NEW YORK -- In what's being portrayed as a generational change, PBS said Wednesday that Geoff Bennett and Amna Nawaz will replace Washington veteran Judy Woodruff as anchors of the weeknight “NewsHour” at the beginning of 2023.
Woodruff, 75, is leaving the daily anchor job that she's been doing since 2013 and embarking on a two-year reporting project on the nation's divisions. Her last show as anchor will be Dec. 30.
Nawaz, 43, has been Woodruff's chief substitute since joining “NewsHour” in 2018. She's won Peabody Awards for her reporting on the Jan. 6, 2021, insurrection and global plastic pollution, and previously worked at ABC and NBC News.
The 42-year-old Bennett became anchor of the weekend “NewsHour” earlier this year after jumping from NBC. The Washington reporter covered the White House and Congress for NBC and, prior to that, NPR.
“You can't understate the importance of this moment,” Nawaz said. “It is an enormous change for an incredible institution that doesn't do this change often. On that level, I think both of us understand very deeply what we are taking on.”
More buttoned-down than commercial TV, “NewsHour” reports on stories of the day along with deeper, magazine-style pieces. It was spoofed on a recent “Saturday Night Live” segment as “we're what your grandma's talking about when she says, ‘I saw this on the news.’”
The show is broadening its audience beyond the estimated 2 million viewers who watch on television each evening by taking an active presence on TikTok, Instagram and YouTube. “NewsHour” gets more than a million unique viewers each day on YouTube, according to Google Analytics and YouTube.
“There are few places these days that cover the fullness of American life, from hard news to feature stories, the way the ‘NewsHour’ does,” Bennett said.
PBS CEO Paula Kerger said the hirings also further the system's effort to have the “NewsHour” broaden its focus beyond Washington news.
“One of the strengths of the public media system is we have these stations all across the country and we have been talking about ways to leverage that,” she said. There are 179 separate licenses for PBS outlets.
Having two anchors gives “NewsHour” more flexibility to use them as reporters who can travel for stories, said Sara Just, the show's senior executive producer. Since its start in 1975, the show has used both single and co-anchors, essentially with just four people having occupied the role.

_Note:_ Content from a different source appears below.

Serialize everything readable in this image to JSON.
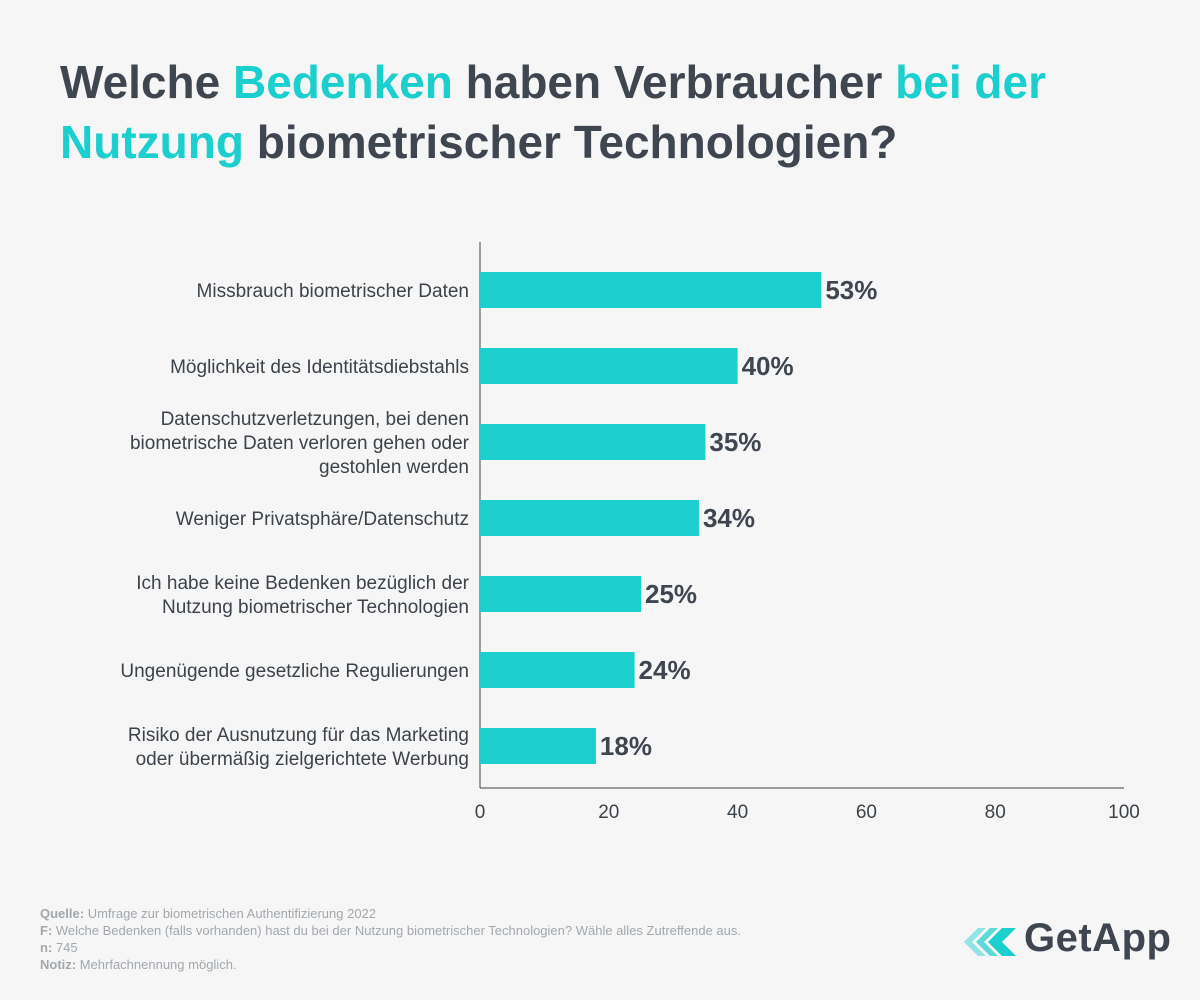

Robert MacNeil and Jim Lehrer co-anchored for two decades before MacNeil retired. Lehrer took it over alone and, after he left in 2011, Woodruff and Gwen Ifill started as regular co-anchors in 2013. Following Ifill's death in 2016, Woodruff became sole anchor.
Woodruff, whose television career had included time at NBC News and two stints at PBS surrounding a stretch at CNN, said she felt like the midterm elections seemed like the right time to retreat. She recoils from an alliterative word: retirement.
“I honestly wanted to step away from the anchor desk at a point where I still have the energy and enthusiasm to do some reporting that really matters to me,” she said.
She plans a whopping week off before diving into “America at a Crossroads,” a two-year project examining the nation's political and social divisions. She plans to talk with citizens and experts of all stripes, hoping to deliver suggestions to improve things.
Woodruff will be reporting what she finds regularly on “NewsHour,” building toward a special at the end.
Woodruff has been in the business long enough to experience blatant sexism and underestimation of women — and has been able to surmount it.
“If I'd had any role at all in seeing one woman, or one person of color who didn't have a chance, if they've been able to look at the work that I'm doing and have confidence in themselves and their future and help them take the next step, I'm really proud of that,” she said.
She's being replaced at the PBS anchor desk by a Black man and a first-generation American of Pakistani descent.
Nawaz recalls meeting a young woman recently who said she started watching “NewsHour” when she was home with her parents during the early days of the pandemic. Now the woman follows along regularly on social media.
“She said it ‘makes me feel so calm when I see you guys come up on the screen, because I feel like I can catch a deep breath and say ah. I'm about to get some information and I'm about to get it in a way that I'm ready to receive it,'" Nawaz said.
PBS would love it if she tells some friends.